Terkait hal ini, Deputi Komisioner Hubungan Masyarakat dan Logistik OJK Anto Prabowo memastikan lembaganya sudah menerima berbagai masukan dari dunia usaha. Masukan ini pun akan diteruskan ke kebijakan yang mampu memberi dukungan bagi dunia usaha.

“OJK mendorong pemberian kredit modal kerja ke sektor riil, OJK akan menjembatani penyamaan kebutuhan (matching) antara pelaku usaha dengan sektor jasa keuangan yang didukung oleh pembukaan aktivitas ekonomi masyarakat untuk meningkatkan demand masyarakat,” ujar Anto.

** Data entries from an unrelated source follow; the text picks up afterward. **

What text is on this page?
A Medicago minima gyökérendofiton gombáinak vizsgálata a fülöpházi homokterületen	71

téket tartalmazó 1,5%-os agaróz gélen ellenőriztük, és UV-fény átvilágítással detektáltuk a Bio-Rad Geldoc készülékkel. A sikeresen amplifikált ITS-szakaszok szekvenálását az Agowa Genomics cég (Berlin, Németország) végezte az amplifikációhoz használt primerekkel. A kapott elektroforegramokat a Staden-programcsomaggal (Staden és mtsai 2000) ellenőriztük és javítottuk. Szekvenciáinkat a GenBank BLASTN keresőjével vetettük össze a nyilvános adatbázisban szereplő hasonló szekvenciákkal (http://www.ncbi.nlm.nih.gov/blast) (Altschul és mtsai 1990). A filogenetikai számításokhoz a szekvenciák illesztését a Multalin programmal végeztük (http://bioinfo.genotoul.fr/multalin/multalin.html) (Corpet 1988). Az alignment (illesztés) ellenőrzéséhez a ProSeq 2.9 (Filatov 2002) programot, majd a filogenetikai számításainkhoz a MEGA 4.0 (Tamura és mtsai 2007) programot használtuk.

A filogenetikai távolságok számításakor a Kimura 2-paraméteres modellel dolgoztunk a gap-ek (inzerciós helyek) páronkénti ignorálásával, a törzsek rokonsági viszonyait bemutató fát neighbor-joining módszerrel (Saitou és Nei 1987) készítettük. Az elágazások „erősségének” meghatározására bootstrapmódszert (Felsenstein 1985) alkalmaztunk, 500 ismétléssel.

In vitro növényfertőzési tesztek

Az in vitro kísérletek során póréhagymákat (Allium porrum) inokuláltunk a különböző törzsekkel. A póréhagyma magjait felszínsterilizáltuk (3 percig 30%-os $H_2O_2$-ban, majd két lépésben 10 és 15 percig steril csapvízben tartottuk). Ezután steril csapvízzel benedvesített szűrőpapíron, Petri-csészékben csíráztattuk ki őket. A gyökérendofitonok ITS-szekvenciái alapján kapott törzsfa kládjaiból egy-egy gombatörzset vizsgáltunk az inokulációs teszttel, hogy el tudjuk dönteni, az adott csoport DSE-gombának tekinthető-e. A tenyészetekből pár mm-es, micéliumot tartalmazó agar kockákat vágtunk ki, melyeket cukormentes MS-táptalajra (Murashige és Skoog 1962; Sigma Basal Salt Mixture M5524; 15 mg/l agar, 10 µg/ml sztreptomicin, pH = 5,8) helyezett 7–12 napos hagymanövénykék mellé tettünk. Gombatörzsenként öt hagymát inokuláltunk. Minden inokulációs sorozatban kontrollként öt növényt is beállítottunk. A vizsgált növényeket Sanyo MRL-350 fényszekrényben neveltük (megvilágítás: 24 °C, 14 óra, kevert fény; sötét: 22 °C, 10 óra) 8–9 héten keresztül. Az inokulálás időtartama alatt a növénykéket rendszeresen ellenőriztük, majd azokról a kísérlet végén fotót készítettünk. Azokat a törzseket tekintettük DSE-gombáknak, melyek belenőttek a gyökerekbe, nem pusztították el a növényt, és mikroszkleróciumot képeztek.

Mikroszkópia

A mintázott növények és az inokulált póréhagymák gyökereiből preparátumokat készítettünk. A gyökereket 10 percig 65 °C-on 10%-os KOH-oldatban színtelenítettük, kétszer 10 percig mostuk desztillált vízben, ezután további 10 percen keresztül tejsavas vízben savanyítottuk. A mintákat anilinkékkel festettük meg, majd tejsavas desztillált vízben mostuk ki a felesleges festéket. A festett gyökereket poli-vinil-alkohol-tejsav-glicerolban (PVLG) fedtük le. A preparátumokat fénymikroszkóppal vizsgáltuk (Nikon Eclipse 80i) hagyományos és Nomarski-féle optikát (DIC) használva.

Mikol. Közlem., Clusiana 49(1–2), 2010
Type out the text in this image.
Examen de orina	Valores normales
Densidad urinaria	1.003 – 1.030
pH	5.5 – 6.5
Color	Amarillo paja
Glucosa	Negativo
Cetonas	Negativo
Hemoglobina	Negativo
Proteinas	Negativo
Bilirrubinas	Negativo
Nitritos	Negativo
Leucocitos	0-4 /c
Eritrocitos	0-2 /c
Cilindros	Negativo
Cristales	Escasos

Bahkan, ia menyatakan OJK turut meminta daftar pengusaha yang layak dan potensial untuk mendapat akses pembiayaan, khususnya yang merupakan UMKM dan bergerak di sektor industri padat karya untuk mengurangi risiko PHK. Hanya saja, ia meminta para pengusaha memberi waktu kepada regulator agar kebijakan yang disiapkan tepat sasaran dan tepat waktu.

“Jangan sampai ketika keringanan sudah siap dikucurkan, tetapi aktivitas ekonominya belum berkembang, belum berjalan, sehingga kemungkinan ini juga menghambat penyaluran kredit,” jelasnya.

Di sisi lain, Anto memastikan wasit lembaga jasa keuangan terus melakukan pengawasan dan evaluasi atas program restrukturisasi kredit hingga penempatan dana pemerintah di bank-bank negara. Tujuannya, agar semua kebijakan bisa benar-benar mendukung perekonomian.